Other’s opinion: Refusing to follow mask laws not a free speech issue

Published 5:18 pm Friday, February 16, 2024

— Mankato Free Press. February 12, 2024

We are big, bold boosters of free speech, and that speech indeed could be heard through masks during the COVID pandemic.

Fortunately, a recent federal appeals court ruling reflects that stance. The 3rd Circuit Court of Appeals issued a ruling in two related cases in New Jersey stemming from lawsuits where plaintiffs said school boards retaliated against them because they refused to wear masks during public meetings.

Four years after the pandemic reared its ugly head in this country, we all remember the controversial struggles over pandemic laws that were put in place to make public health the top priority. That meant mask mandates in many states and communities. New Jersey was no different, and at least two members of the public refused to wear masks at school board meetings and were eventually cited for trespassing. They’d broken the law.

The appeals court that heard those two cases reasoned that refusing to recognize the mask requirement during a public health emergency didn’t amount to free speech. The court equated it to refusing to pay taxes based on the belief that taxes are theft or not wearing a motorcycle helmet as a symbolic protest against a state law requiring them. You can voice your objection and refuse to follow the requirements, but that doesn’t mean you aren’t breaking the law.

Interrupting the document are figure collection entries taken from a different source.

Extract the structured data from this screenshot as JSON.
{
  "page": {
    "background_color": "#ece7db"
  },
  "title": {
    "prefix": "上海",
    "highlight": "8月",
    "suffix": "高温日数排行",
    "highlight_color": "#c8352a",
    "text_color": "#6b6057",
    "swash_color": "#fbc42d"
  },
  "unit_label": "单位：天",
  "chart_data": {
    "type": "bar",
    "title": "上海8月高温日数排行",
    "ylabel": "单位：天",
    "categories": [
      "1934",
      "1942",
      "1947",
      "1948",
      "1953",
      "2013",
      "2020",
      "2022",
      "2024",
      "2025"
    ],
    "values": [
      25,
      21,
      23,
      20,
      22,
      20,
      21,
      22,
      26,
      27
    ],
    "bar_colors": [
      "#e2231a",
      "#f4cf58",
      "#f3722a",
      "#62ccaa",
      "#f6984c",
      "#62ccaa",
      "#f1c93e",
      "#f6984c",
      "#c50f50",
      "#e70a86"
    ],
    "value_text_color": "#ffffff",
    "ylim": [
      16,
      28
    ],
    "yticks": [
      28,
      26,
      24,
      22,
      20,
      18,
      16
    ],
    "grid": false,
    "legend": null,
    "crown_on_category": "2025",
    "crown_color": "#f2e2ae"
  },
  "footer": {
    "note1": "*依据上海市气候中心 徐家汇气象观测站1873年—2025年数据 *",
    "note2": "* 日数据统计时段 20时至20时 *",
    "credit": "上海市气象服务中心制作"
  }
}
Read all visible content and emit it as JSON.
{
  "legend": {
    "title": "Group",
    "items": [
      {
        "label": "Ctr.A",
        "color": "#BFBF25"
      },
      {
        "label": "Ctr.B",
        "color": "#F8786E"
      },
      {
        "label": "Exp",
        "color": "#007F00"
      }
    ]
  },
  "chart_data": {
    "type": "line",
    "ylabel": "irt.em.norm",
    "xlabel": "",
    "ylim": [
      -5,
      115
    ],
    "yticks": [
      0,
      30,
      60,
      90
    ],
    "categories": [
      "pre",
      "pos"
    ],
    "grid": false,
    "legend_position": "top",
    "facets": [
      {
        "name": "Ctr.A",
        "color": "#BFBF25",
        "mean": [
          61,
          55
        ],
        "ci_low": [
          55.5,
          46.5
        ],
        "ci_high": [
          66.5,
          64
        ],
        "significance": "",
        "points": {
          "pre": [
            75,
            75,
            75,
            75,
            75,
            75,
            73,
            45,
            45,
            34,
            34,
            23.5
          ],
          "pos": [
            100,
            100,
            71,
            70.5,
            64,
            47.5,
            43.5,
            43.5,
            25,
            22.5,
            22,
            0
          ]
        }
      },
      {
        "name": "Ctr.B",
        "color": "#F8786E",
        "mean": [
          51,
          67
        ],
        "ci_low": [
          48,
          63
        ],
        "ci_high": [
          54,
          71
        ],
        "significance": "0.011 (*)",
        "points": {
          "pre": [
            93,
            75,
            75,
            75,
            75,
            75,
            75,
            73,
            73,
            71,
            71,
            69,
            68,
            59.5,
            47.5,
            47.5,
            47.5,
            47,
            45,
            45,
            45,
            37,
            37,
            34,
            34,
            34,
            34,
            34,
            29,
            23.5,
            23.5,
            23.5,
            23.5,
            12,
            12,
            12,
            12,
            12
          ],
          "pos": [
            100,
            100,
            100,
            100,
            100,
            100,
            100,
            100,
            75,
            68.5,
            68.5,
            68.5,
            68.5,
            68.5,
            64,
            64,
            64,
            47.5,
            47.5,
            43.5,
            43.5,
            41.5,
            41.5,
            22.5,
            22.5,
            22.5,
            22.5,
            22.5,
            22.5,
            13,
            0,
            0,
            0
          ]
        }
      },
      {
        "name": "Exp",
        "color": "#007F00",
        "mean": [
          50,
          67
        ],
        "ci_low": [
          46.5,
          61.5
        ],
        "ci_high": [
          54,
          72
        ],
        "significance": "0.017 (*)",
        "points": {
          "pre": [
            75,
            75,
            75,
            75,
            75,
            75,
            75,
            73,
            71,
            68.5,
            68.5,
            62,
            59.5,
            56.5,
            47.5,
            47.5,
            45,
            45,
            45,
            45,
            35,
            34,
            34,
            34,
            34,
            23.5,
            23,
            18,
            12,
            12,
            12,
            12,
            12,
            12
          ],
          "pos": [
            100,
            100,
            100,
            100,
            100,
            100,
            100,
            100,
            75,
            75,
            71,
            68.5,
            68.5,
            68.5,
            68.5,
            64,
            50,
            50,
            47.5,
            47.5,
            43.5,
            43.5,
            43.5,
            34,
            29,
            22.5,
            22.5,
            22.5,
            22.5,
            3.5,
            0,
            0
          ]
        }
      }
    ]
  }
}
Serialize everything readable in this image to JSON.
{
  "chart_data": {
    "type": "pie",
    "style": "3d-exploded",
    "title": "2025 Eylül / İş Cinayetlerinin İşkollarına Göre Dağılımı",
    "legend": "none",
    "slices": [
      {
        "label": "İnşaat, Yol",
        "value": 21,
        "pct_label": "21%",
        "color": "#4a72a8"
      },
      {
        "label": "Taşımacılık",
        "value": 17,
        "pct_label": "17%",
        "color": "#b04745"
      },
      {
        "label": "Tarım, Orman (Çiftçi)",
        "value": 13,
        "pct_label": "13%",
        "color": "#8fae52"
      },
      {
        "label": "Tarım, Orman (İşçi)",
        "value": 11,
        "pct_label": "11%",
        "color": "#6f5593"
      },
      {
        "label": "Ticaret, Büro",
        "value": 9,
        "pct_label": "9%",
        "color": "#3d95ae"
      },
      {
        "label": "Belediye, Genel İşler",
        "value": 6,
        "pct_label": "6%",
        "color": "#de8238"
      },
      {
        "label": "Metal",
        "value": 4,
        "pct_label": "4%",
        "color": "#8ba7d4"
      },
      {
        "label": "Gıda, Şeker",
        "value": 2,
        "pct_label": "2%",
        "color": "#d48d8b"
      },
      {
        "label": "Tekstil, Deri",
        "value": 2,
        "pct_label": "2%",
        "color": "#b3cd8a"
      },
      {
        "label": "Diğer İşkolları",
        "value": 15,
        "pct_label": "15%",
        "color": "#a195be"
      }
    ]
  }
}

School board members and officials were vilified across the country as they tried to make decisions to best educate students and keep them and staff protected from illness during an unprecedented public health crisis. Parents and other members of the public had every right to weigh in — but not illegally so.

At this point, many people just want to put the pandemic behind them and all of the angst that went with it. However, there was much to be learned from what we went through, including recognizing the difference between an opinion and a constitutional right.